As Alan put it, “There’s a ton of great energy here. People are excited about gold and silver and what’s happening in the economy.”
In other words: this isn’t fear — it’s foresight.
Watch the Full Conversation from New Orleans
See the full discussion with Mike and Alan — including why they believe central banks have put a permanent floor under gold and silver prices, and what that means for your portfolio.
👉 Watch the full video now on YouTube »
People Also Ask
What does it mean that central banks have “put a floor under gold prices”?
Central banks around the world — including China, India, and Turkey — have been steadily buying gold to reduce reliance on the U.S. dollar. Their ongoing demand creates a natural “floor,” or support level, that limits how far gold prices can fall. Watch Mike Maloney and Alan Hibbard explain it in full on GoldSilver’s YouTube Channel.

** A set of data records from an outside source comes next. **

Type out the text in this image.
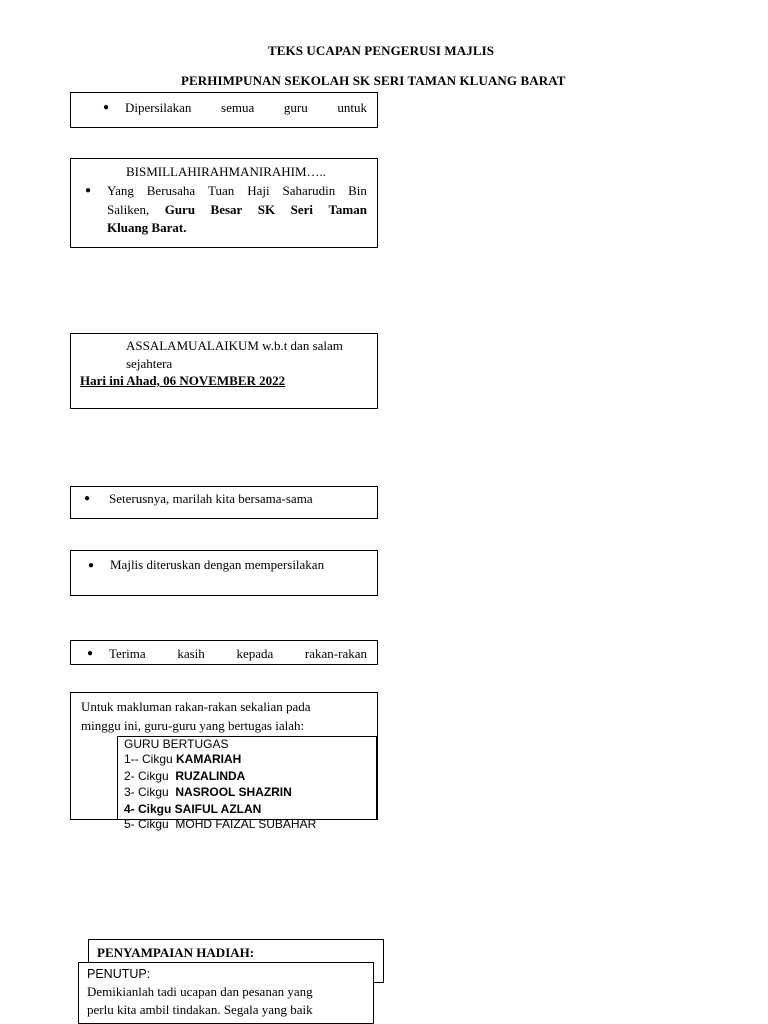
TEKS UCAPAN PENGERUSI MAJLIS
PERHIMPUNAN SEKOLAH SK SERI TAMAN KLUANG BARAT
● Dipersilakan semua guru untuk
BISMILLAHIRAHMANIRAHIM…..
● Yang Berusaha Tuan Haji Saharudin Bin
Saliken, Guru Besar SK Seri Taman
Kluang Barat.
ASSALAMUALAIKUM w.b.t dan salam
sejahtera
Hari ini Ahad, 06 NOVEMBER 2022
● Seterusnya, marilah kita bersama-sama
● Majlis diteruskan dengan mempersilakan
● Terima kasih kepada rakan-rakan
Untuk makluman rakan-rakan sekalian pada
minggu ini, guru-guru yang bertugas ialah:
GURU BERTUGAS
1-- Cikgu KAMARIAH
2- Cikgu  RUZALINDA
3- Cikgu  NASROOL SHAZRIN
4- Cikgu SAIFUL AZLAN
5- Cikgu  MOHD FAIZAL SUBAHAR
PENYAMPAIAN HADIAH:
PENUTUP:
Demikianlah tadi ucapan dan pesanan yang
perlu kita ambil tindakan. Segala yang baik
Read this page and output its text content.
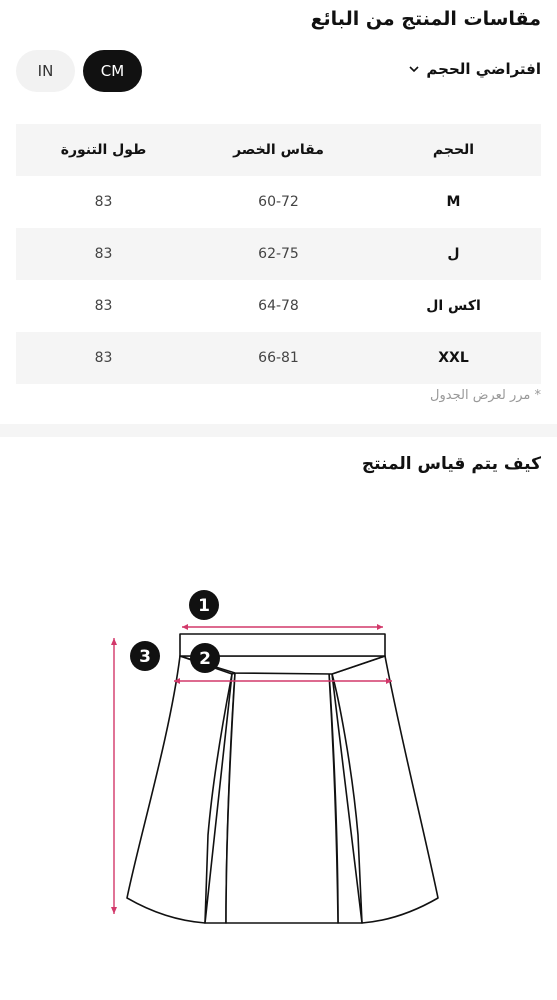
مقاسات المنتج من البائع
افتراضي الحجم
IN	CM
طول التنورة	مقاس الخصر	الحجم
83	60-72	M
83	62-75	ل
83	64-78	اكس ال
83	66-81	XXL
* مرر لعرض الجدول
كيف يتم قياس المنتج
1
2
3
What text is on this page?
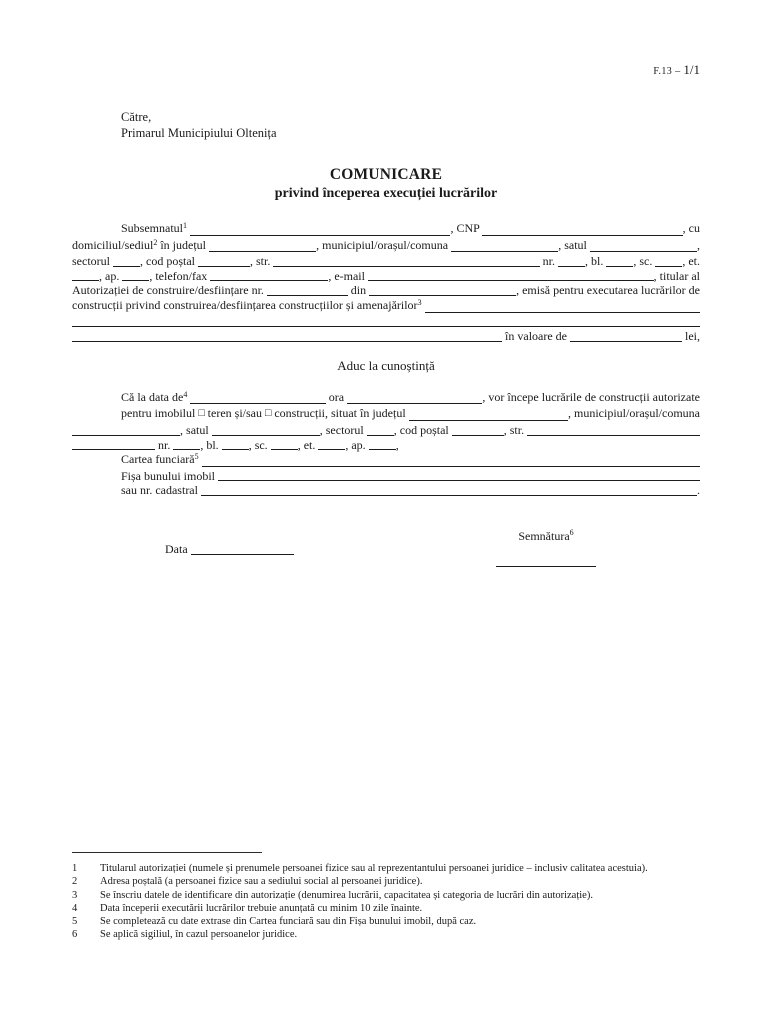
F.13 – 1/1
Către,
Primarul Municipiului Oltenița
COMUNICARE
privind începerea execuției lucrărilor
Subsemnatul 1
	, CNP	, cu
domiciliul/sediul 2 în județul	, municipiul/orașul/comuna	, satul	,
sectorul , cod poștal	, str.	nr. , bl. , sc. , et.
, ap. , telefon/fax	, e-mail	, titular al
Autorizației de construire/desființare nr.	din	, emisă pentru executarea lucrărilor de
construcții privind construirea/desființarea construcțiilor și amenajărilor 3

în valoare de	lei,
Aduc la cunoștință
Că la data de 4
	ora	, vor începe lucrările de construcții autorizate
pentru imobilul □ teren și/sau □ construcții, situat în județul	, municipiul/orașul/comuna
, satul	, sectorul , cod poștal	, str.
nr. , bl. , sc. , et. , ap. ,
Cartea funciară 5

Fișa bunului imobil
sau nr. cadastral	.
Data
Semnătura$^6$
1	Titularul autorizației (numele și prenumele persoanei fizice sau al reprezentantului persoanei juridice – inclusiv calitatea acestuia).
2	Adresa poștală (a persoanei fizice sau a sediului social al persoanei juridice).
3	Se înscriu datele de identificare din autorizație (denumirea lucrării, capacitatea și categoria de lucrări din autorizație).
4	Data începerii executării lucrărilor trebuie anunțată cu minim 10 zile înainte.
5	Se completează cu date extrase din Cartea funciară sau din Fișa bunului imobil, după caz.
6	Se aplică sigiliul, în cazul persoanelor juridice.
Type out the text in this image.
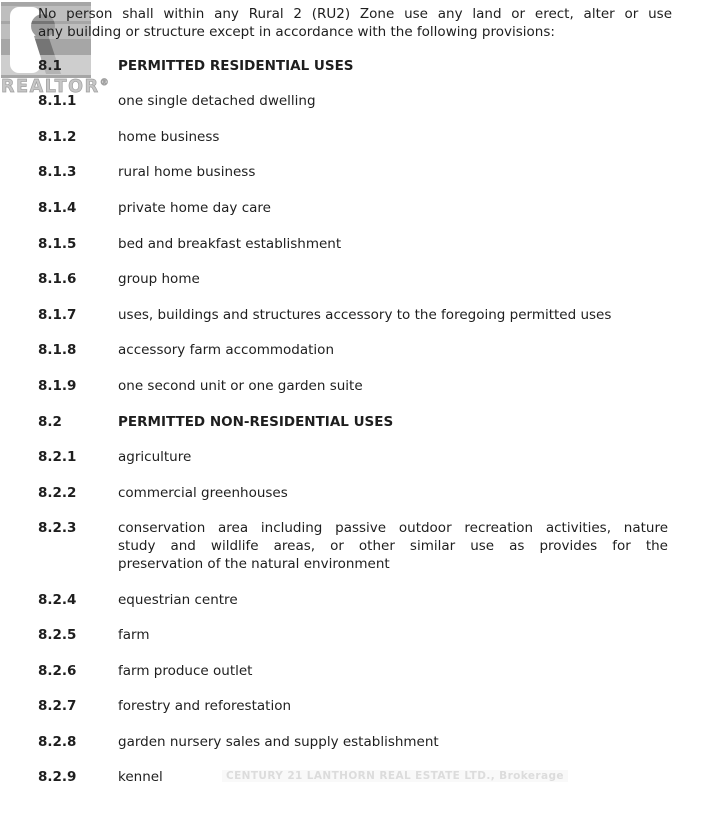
REALTOR®
CENTURY 21 LANTHORN REAL ESTATE LTD., Brokerage
No person shall within any Rural 2 (RU2) Zone use any land or erect, alter or use
any building or structure except in accordance with the following provisions:
8.1	PERMITTED RESIDENTIAL USES
8.1.1	one single detached dwelling
8.1.2	home business
8.1.3	rural home business
8.1.4	private home day care
8.1.5	bed and breakfast establishment
8.1.6	group home
8.1.7	uses, buildings and structures accessory to the foregoing permitted uses
8.1.8	accessory farm accommodation
8.1.9	one second unit or one garden suite
8.2	PERMITTED NON-RESIDENTIAL USES
8.2.1	agriculture
8.2.2	commercial greenhouses
8.2.3	conservation area including passive outdoor recreation activities, nature
study and wildlife areas, or other similar use as provides for the
preservation of the natural environment
8.2.4	equestrian centre
8.2.5	farm
8.2.6	farm produce outlet
8.2.7	forestry and reforestation
8.2.8	garden nursery sales and supply establishment
8.2.9	kennel
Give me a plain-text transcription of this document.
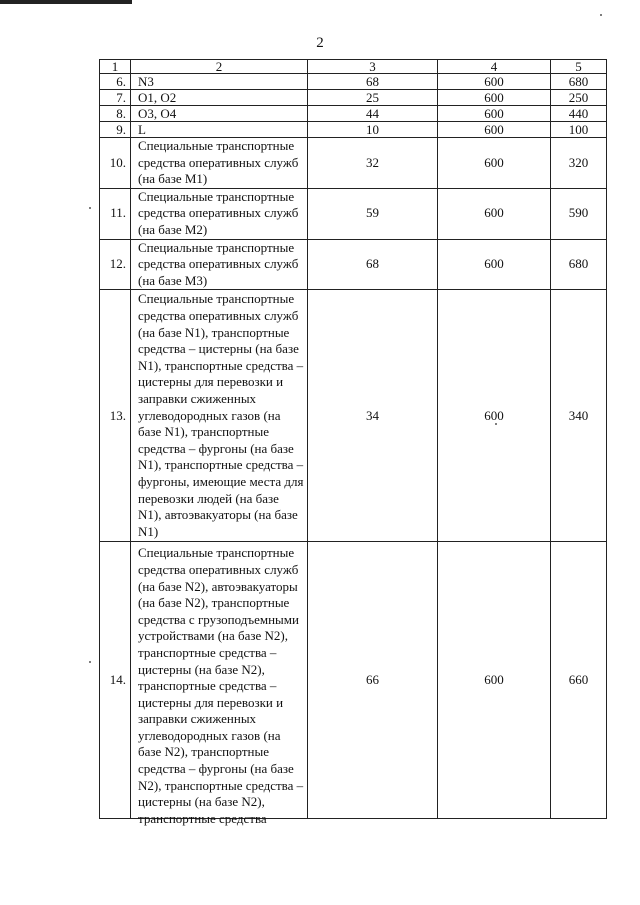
2
1	2	3	4	5
6.	N3	68	600	680
7.	O1, O2	25	600	250
8.	O3, O4	44	600	440
9.	L	10	600	100
10.	Специальные транспортные средства оперативных служб (на базе М1)	32	600	320
11.	Специальные транспортные средства оперативных служб (на базе М2)	59	600	590
12.	Специальные транспортные средства оперативных служб (на базе М3)	68	600	680
13.	Специальные транспортные средства оперативных служб (на базе N1), транспортные средства – цистерны (на базе N1), транспортные средства – цистерны для перевозки и заправки сжиженных углеводородных газов (на базе N1), транспортные средства – фургоны (на базе N1), транспортные средства – фургоны, имеющие места для перевозки людей (на базе N1), автоэвакуаторы (на базе N1)	34	600	340
14.	Специальные транспортные средства оперативных служб (на базе N2), автоэвакуаторы (на базе N2), транспортные средства с грузоподъемными устройствами (на базе N2), транспортные средства – цистерны (на базе N2), транспортные средства – цистерны для перевозки и заправки сжиженных углеводородных газов (на базе N2), транспортные средства – фургоны (на базе N2), транспортные средства – цистерны (на базе N2), транспортные средства	66	600	660
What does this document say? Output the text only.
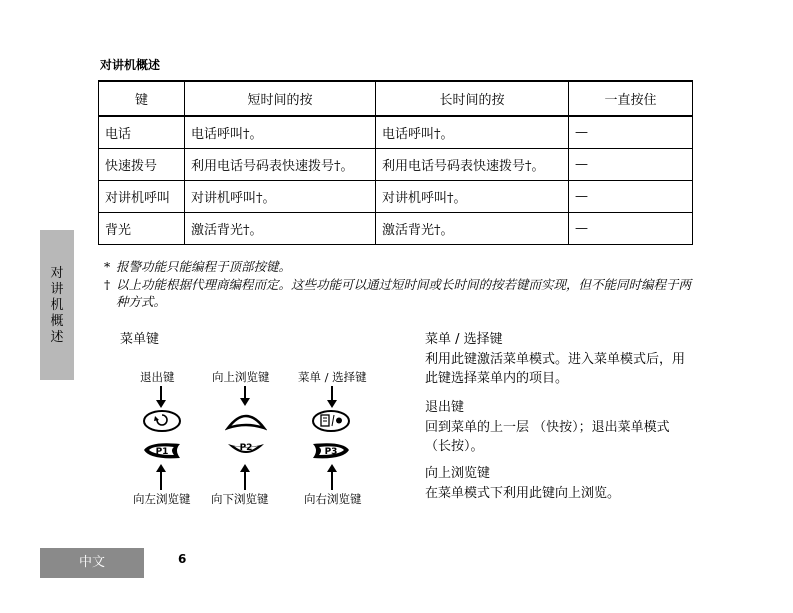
对讲机概述
键	短时间的按	长时间的按	一直按住
电话	电话呼叫†。	电话呼叫†。	—
快速拨号	利用电话号码表快速拨号†。	利用电话号码表快速拨号†。	—
对讲机呼叫	对讲机呼叫†。	对讲机呼叫†。	—
背光	激活背光†。	激活背光†。	—
对讲机概述
* 报警功能只能编程于顶部按键。
† 以上功能根据代理商编程而定。这些功能可以通过短时间或长时间的按若键而实现，但不能同时编程于两种方式。
菜单键
退出键	向上浏览键 菜单 / 选择键
P1	P2	P3
向左浏览键 向下浏览键	向右浏览键
菜单 / 选择键
利用此键激活菜单模式。进入菜单模式后，用此键选择菜单内的项目。
退出键
回到菜单的上一层 （快按）；退出菜单模式（长按）。
向上浏览键
在菜单模式下利用此键向上浏览。
中文	6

Why is Michael Burry shorting AI stocks like Nvidia and Palantir?
Michael Burry, famous for predicting the 2008 financial crisis, believes the current AI stock boom shows bubble-like characteristics — high valuations and speculative behavior. His move to short these stocks signals growing concern about tech overvaluation.
Are auto repossessions really back to 2009 levels?
Yes. U.S. auto repossessions have climbed to their highest levels since the Global Financial Crisis, signaling that household debt stress is rising. Mike Maloney notes this as a warning sign for the broader economy — a potential early indicator of market strain.
Why are investors turning to gold and silver in 2025?
With growing uncertainty around inflation, debt, and political instability, investors are seeking safety in tangible assets. Gold and silver offer protection from currency debasement and remain time-tested stores of value — especially as central banks accumulate them.
Is this the top of the gold and silver market?
According to Mike Maloney, not even close. If gold were at its peak, investor conferences would be overflowing — instead, participation remains modest, suggesting the bull market is still early.